Acórdão de 2º Grau

Empréstimo consignado 0802435-24.2020.8.18.0037


Ementa

EMENTA APELAÇÃO CÍVEL. AÇÃO DE INDENIZAÇÃO POR DANOS MORAIS C/C REPETIÇÃO DE INDÉBITO. EMPRÉSTIMO CONSIGNADO. CONTRATO NÃO APRESENTADO. AUSÊNCIA DE COMPROVANTE DE TRANSFERÊNCIA DE VALORES. DANOS MORAIS. MAJORAÇÃO DO VALOR. RECURSO CONHECIDO E PROVIDO. 1. Levando em consideração o potencial econômico do banco, as circunstâncias e a extensão do evento danoso, ratifica-se o posicionamento, já adotado em casos semelhantes, para majorar para cinco mil reais (R$ 5.000,00), o valor do dano moral a ser pago à parte autora, valor este razoável e em consonância com os critérios legais e parâmetros adotados pela doutrina e jurisprudência que regem a matéria ora em tela. 2. Recurso conhecido e provido. (TJPI - APELAÇÃO CÍVEL 0802435-24.2020.8.18.0037 - Relator: HAROLDO OLIVEIRA REHEM - 1ª Câmara Especializada Cível - Data 30/08/2023 )

Acórdão


ÓRGÃO JULGADOR : 1ª Câmara Especializada Cível

APELAÇÃO CÍVEL (198) No 0802435-24.2020.8.18.0037

APELANTE: MARIA NAZARE RIBEIRO, BANCO BRADESCO FINANCIAMENTOS S.A.

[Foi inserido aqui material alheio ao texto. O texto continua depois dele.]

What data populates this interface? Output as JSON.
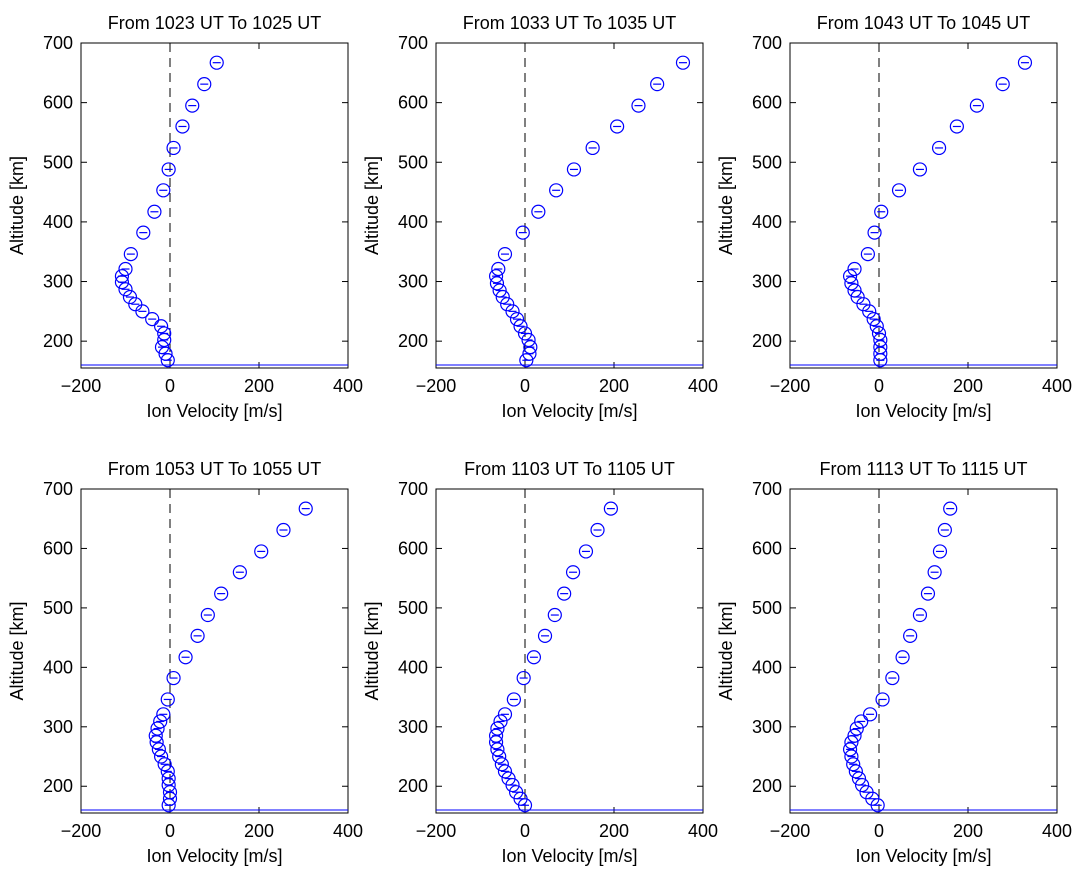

Advogado(s) do reclamante: IAGO RODRIGUES DE CARVALHO, FELIPE GAZOLA VIEIRA MARQUES REGISTRADO(A) CIVILMENTE COMO FELIPE GAZOLA VIEIRA MARQUES, FREDERICO NUNES MENDES DE CARVALHO FILHO

APELADO: BANCO BRADESCO FINANCIAMENTOS S.A., MARIA NAZARE RIBEIRO

Advogado(s) do reclamado: FELIPE GAZOLA VIEIRA MARQUES REGISTRADO(A) CIVILMENTE COMO FELIPE GAZOLA VIEIRA MARQUES, FREDERICO NUNES MENDES DE CARVALHO FILHO, IAGO RODRIGUES DE CARVALHO

RELATOR(A): Desembargador HAROLDO OLIVEIRA REHEM

 


EMENTA


 

EMENTA

APELAÇÃO CÍVEL. AÇÃO DE INDENIZAÇÃO POR DANOS MORAIS C/C REPETIÇÃO DE INDÉBITO. EMPRÉSTIMO CONSIGNADO. CONTRATO NÃO APRESENTADO. AUSÊNCIA DE COMPROVANTE DE TRANSFERÊNCIA DE VALORES. DANOS MORAIS. MAJORAÇÃO DO VALOR. RECURSO CONHECIDO E PROVIDO.

1. Levando em consideração o potencial econômico do banco, as circunstâncias e a extensão do evento danoso, ratifica-se o posicionamento, já adotado em casos semelhantes, para majorar para cinco mil reais (R$ 5.000,00), o valor do dano moral a ser pago à parte autora, valor este razoável e em consonância com os critérios legais e parâmetros adotados pela doutrina e jurisprudência que regem a matéria ora em tela.

2. Recurso conhecido e provido.

 


RELATÓRIO


 

RELATÓRIO

Cuida-se de Apelações Cíveis interpostas por BANCO BRADESCO S.A. (Num. 5989330 - Pág. 1/11) e MARIA NAZARÉ RIBEIRO (Num. 5989337 - Pág. 1/7), contra sentença exarada nos autos da “AÇÃO DE INDENIZAÇÃO POR DANOS MORAIS C/C REPETIÇÃO DE INDÉBITO” (Processo nº 0802435-24.2020.8.18.0037 / Vara Única da Comarca de Amarante/PI), ajuizada por MARIA NAZARÉ RIBEIRO contra BANCO BRADESCO S.A.

Ingressou a autora com a ação alegando que vem sofrendo descontos em seu benefício previdenciário em razão de cartão de crédito consignado, o qual considera ser nulo.

Requer a nulidade do contrato, a devolução em dobro dos valores descontados e a condenação da ré em indenização por danos morais.

Contestando, a parte ré defendeu a validade do contrato, deixando de juntar o contrato celebrado bem como comprovante de transferência do valor.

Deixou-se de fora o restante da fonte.